There is a time and place for very complicated and detailed mathematical modeling, but elegance and simplicity are important, and valuable, in science. Albert Einstein famously said that scientific theories and mathematical models “should be as simple as possible, but no simpler.” The statistician George Box said “all models are wrong, but some are useful.” Simplicity is a virtue, but it’s not an absolute one. How simple or complex a model should be depends on what you’re using it for. If you are designing a rocket engine that astronaut’s lives will depend on, your engineering calculations need to use a very complex model that takes account of all the details of the rocket engine, but if you’re designing an engine for a toy model rocket that weighs a pound or two and that you’ll be launching for fun to go a few hundred feet in the air, a much simpler model will suffice. McElreath uses the term geocentric model to describe mathematical and statistical models that deliberately omit lots of detail about the real system, but which are useful for our purposes and much easier to understand than more complicated models.

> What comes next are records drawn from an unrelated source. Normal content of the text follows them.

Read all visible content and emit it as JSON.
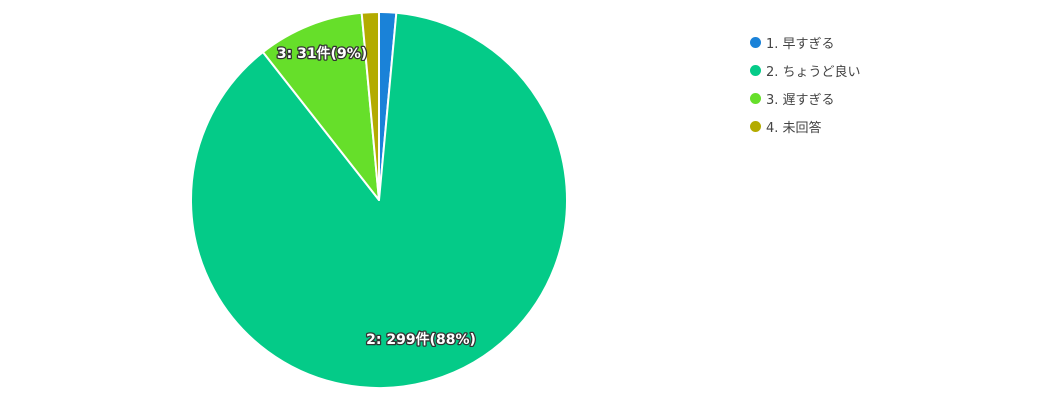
{
  "chart_data": {
    "type": "pie",
    "title": "",
    "start_angle_deg": 0,
    "direction": "clockwise",
    "legend_position": "right",
    "slices": [
      {
        "name": "1. 早すぎる",
        "value": 5,
        "color": "#1a82d8",
        "label": ""
      },
      {
        "name": "2. ちょうど良い",
        "value": 299,
        "color": "#04cb88",
        "label": "2: 299件(88%)"
      },
      {
        "name": "3. 遅すぎる",
        "value": 31,
        "color": "#66df2a",
        "label": "3: 31件(9%)"
      },
      {
        "name": "4. 未回答",
        "value": 5,
        "color": "#b3ab00",
        "label": ""
      }
    ]
  }
}
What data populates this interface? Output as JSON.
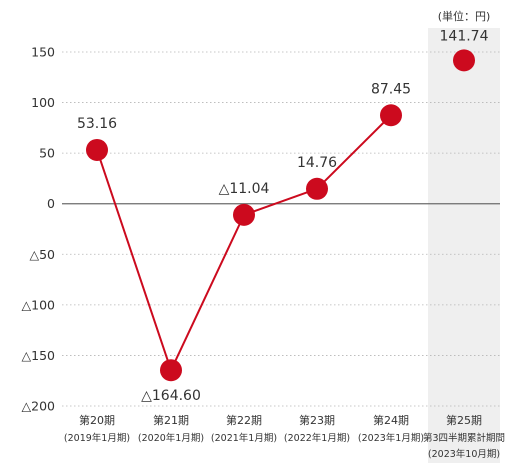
{
  "chart_data": {
    "type": "line",
    "unit_note": "(単位：円)",
    "categories": [
      {
        "label": "第20期",
        "sub": "(2019年1月期)"
      },
      {
        "label": "第21期",
        "sub": "(2020年1月期)"
      },
      {
        "label": "第22期",
        "sub": "(2021年1月期)"
      },
      {
        "label": "第23期",
        "sub": "(2022年1月期)"
      },
      {
        "label": "第24期",
        "sub": "(2023年1月期)"
      },
      {
        "label": "第25期",
        "sub": "第3四半期累計期間",
        "sub2": "(2023年10月期)"
      }
    ],
    "series": [
      {
        "values": [
          53.16,
          -164.6,
          -11.04,
          14.76,
          87.45,
          141.74
        ],
        "labels": [
          "53.16",
          "△164.60",
          "△11.04",
          "14.76",
          "87.45",
          "141.74"
        ],
        "connected": [
          true,
          true,
          true,
          true,
          true,
          false
        ],
        "color": "#cc0a1e"
      }
    ],
    "ylim": [
      -200,
      150
    ],
    "yticks": [
      {
        "value": 150,
        "label": "150"
      },
      {
        "value": 100,
        "label": "100"
      },
      {
        "value": 50,
        "label": "50"
      },
      {
        "value": 0,
        "label": "0"
      },
      {
        "value": -50,
        "label": "△50"
      },
      {
        "value": -100,
        "label": "△100"
      },
      {
        "value": -150,
        "label": "△150"
      },
      {
        "value": -200,
        "label": "△200"
      }
    ],
    "highlight_category_index": 5,
    "highlight_color": "#efefef",
    "grid": true,
    "line_color": "#cc0a1e"
  }
}
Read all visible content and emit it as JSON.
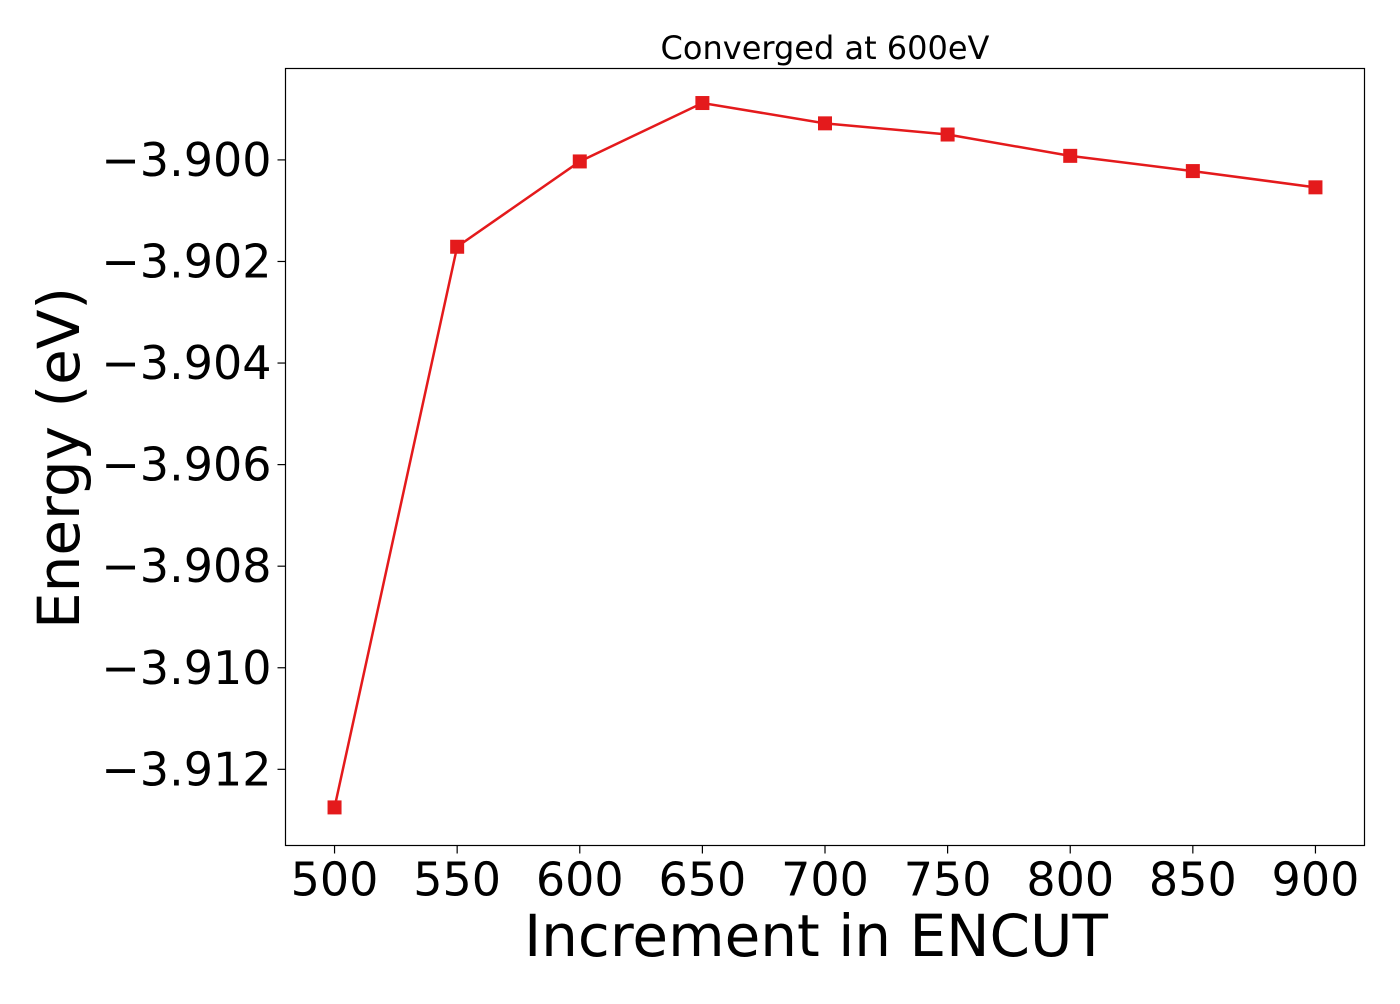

A big piece of this chapter concerns the Normal distribution. Even when data is not well described by Normal distributions, if we take a bunch of measurements and add them together or multiply them together, the result of the addition or multiplication will usually approximate a Normal distribution, especially when we are adding or multiplying a large number of measurements. This result comes from the central limit theorem of statistics.

This chapter walks us through how to use both grid-sampling and quadratic approximations to analyze data using simple models: First, estimating normal distributions to describe the probability distribution of data. Then using linear regression models to measure the relationships between different measured variables, adding complexity to regression models by extending them from linear to quadratic or higher polynomial forme. And finally, using nonparametric regression methods, such as B-spline and cubic spline regression. All of these methods are valuable golems for you to have in your toolbox. I expect that fitting Gaussian models to statistical distributions and performing linear regression analysis is familiar to most of you, but I expect that few of you have seen nonparametric spline regression before, so I will spend a lot of time in class discussing that part of the chapter.

Some important things to pay attention to in the chapter:

  • The difference between probability mass and probability density on p. 26.
  • The language for describing models on p. 27. Understand the different parts: Which variables are data, and which are parameters? Note the notation of the “~” symbol for stochastic relationships (see p. 78.
  • The importance of plotting both your data and your models, to understand what’s going on and to check whether the model makes sense, as well as inspecting tables of marginal distributions (section 4.4.3 on pp. 98–110).
  • The importance of standardizing variables for modeling, especially with nonlinear models (p. 111). Standardizing a variable means subtracting the mean and dividing by the standard deviation. \(z = (x - \bar x) / \sigma_x\), where \(z\) is the standardized variable, \(x\) is the unstandardized variable, \(\bar x\) is the mean of \(x\), and \(\sigma_x\) is the standard deviation.
    • Standardizing variables has two advantages:
      1. It helps statistical analysis algorithms perform better. Some algorithms don’t work well if \(x\) is very much larger than 1 or very much smaller than 1.
      2. It helps you understand the results of your regression analyses. There are convenient rules of thumb for interpreting regression coeffiients when the variables have been standardized.